El necesario cambio de ritmo en la Gobernación

Montes no cree que sea importante forzar ningún relato épico que acompañe su gestión, sino que prefiere mostrarse como un administrador serio ocupándose de la casa y sin meterse demasiado en política

Se ha cumplido el primer año de las elecciones subnacionales en el país, un buen momento para hacer una evaluación más o menos inicial de lo logrado y lo pendiente y sí, no hace falta ser especialmente analítico para evidenciar que queda demasiado por hacer.

En Tarija el ruido institucional se ha rebajado soberanamente. El hecho de que hayan desaparecido las figuras de los ejecutivos seccionales electos, que contribuían a elevar la tensión política permanentemente y, sobre todo, la sintonía política entre el poder ejecutivo y el legislativo han permitido que la Gobernación trabaje sin excesivos agobios en estos primeros doce meses. Una paz apenas quebrantada por las propias urgencias que emanan de las obligaciones económicas insatisfechas.

Y es que el gobernador Oscar Montes y su alianza han destinado el primer año de gestión a auditar una institución para llegar a una conclusión que no era ninguna novedad: la crisis es grande, la factura elevada y los ingresos pequeños. En esas, Montes se ha dedicado a recortar y sanear sin eludir los grandes asuntos, aunque sin demasiada suerte, como con el del insostenible Servicio Departamental de Caminos (Sedeca), además de clausurar algunos proyectos y obras que requerían recursos difícilmente disponibles. Probablemente, Montes podía haber acabado peleando con todos en este corto periodo, pero la paz que le ha dado el legislativo y un Movimiento Al Socialismo prácticamente desarticulado después de las elecciones le ha permitido salir airoso.

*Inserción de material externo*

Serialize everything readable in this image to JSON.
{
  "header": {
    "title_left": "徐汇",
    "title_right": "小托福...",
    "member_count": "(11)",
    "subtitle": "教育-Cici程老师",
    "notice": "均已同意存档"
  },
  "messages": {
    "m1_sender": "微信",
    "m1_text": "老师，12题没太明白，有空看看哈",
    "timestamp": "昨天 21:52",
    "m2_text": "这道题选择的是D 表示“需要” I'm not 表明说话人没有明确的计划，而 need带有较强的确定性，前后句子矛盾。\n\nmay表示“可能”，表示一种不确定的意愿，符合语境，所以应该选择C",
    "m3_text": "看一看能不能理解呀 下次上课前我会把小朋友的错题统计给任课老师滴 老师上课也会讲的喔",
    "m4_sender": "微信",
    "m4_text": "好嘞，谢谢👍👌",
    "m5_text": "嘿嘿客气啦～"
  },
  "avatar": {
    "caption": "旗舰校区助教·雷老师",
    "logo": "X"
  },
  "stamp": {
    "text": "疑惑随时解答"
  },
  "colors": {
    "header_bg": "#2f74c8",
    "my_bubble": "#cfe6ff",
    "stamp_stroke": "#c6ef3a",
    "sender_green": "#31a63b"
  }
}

Hay muchos debes. Montes no cree que sea importante involucrar más a la población en la gestión ni forzar ningún relato épico que acompañe su gestión, sino que prefiere mostrarse como un administrador profesional y serio ocupándose de las cosas de la casa y sin meterse demasiado en política.

De momento le funciona, al menos de cara a la población. Salvo los directamente afectados, como en el caso de los trabajadores del Sedeca que han logrado su reincorporación, nadie ha salido a exigir responsabilidades ni acción. Otra cosa es si esta dinámica es la necesaria para acabar de “ordenar la casa”, donde la participación del gobierno es esencial.

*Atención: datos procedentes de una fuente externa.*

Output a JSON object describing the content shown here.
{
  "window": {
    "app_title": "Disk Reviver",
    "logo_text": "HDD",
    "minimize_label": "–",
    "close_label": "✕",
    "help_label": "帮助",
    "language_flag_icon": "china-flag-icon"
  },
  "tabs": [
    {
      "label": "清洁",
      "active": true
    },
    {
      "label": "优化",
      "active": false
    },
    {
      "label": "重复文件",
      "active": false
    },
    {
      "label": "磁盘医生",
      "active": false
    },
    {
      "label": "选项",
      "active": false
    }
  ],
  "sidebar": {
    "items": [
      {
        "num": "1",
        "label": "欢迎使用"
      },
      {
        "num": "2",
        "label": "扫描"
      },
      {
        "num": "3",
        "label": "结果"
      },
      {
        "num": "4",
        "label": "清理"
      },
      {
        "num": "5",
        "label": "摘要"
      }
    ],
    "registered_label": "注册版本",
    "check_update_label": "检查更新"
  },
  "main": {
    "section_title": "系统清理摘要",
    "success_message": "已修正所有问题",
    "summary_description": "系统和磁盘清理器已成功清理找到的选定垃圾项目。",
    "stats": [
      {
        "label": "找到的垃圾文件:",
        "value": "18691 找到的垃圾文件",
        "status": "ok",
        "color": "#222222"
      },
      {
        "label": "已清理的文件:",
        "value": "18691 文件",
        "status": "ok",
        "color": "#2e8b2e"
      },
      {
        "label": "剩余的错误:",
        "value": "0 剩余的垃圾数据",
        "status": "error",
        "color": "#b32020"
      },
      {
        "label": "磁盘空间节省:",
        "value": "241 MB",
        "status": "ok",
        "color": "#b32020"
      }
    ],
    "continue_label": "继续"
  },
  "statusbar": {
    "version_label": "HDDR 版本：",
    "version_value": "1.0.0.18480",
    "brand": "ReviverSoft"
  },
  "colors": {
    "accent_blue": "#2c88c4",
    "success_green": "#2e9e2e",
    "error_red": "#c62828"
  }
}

Hasta el momento, el presidente Luis Arce no ha recibido oficialmente al Gobernador y tampoco han trascendido reuniones extraoficiales, además, como no hay entregas de obras, tampoco hay actos institucionales compartidos. En un año de gestión apenas se conoce una reunión de coordinación entre el Gobernador y el ministro de Economía Marcelo Montenegro.

Una de las promesas de campaña del Gobernador Montes fue precisamente la de lograr una mayor coordinación con el Gobierno Nacional, exigiéndole hacerse cargo de las cosas que le corresponden por normativa, en lo que todos entendían se refería a partidas de salud, inversión en carreteras, etc., cuestiones que hasta el momento ni siquiera se han abordado.

El segundo curso recién comienza, pero desde siempre viene siendo precisamente el año más vital, pues de los resultados de este año, ya con todas las dinámicas instaladas, dependerá el éxito del conjunto de la gestión y las posibilidades de reelección. Esperemos que pronto puedan concentrarse estas desventuras.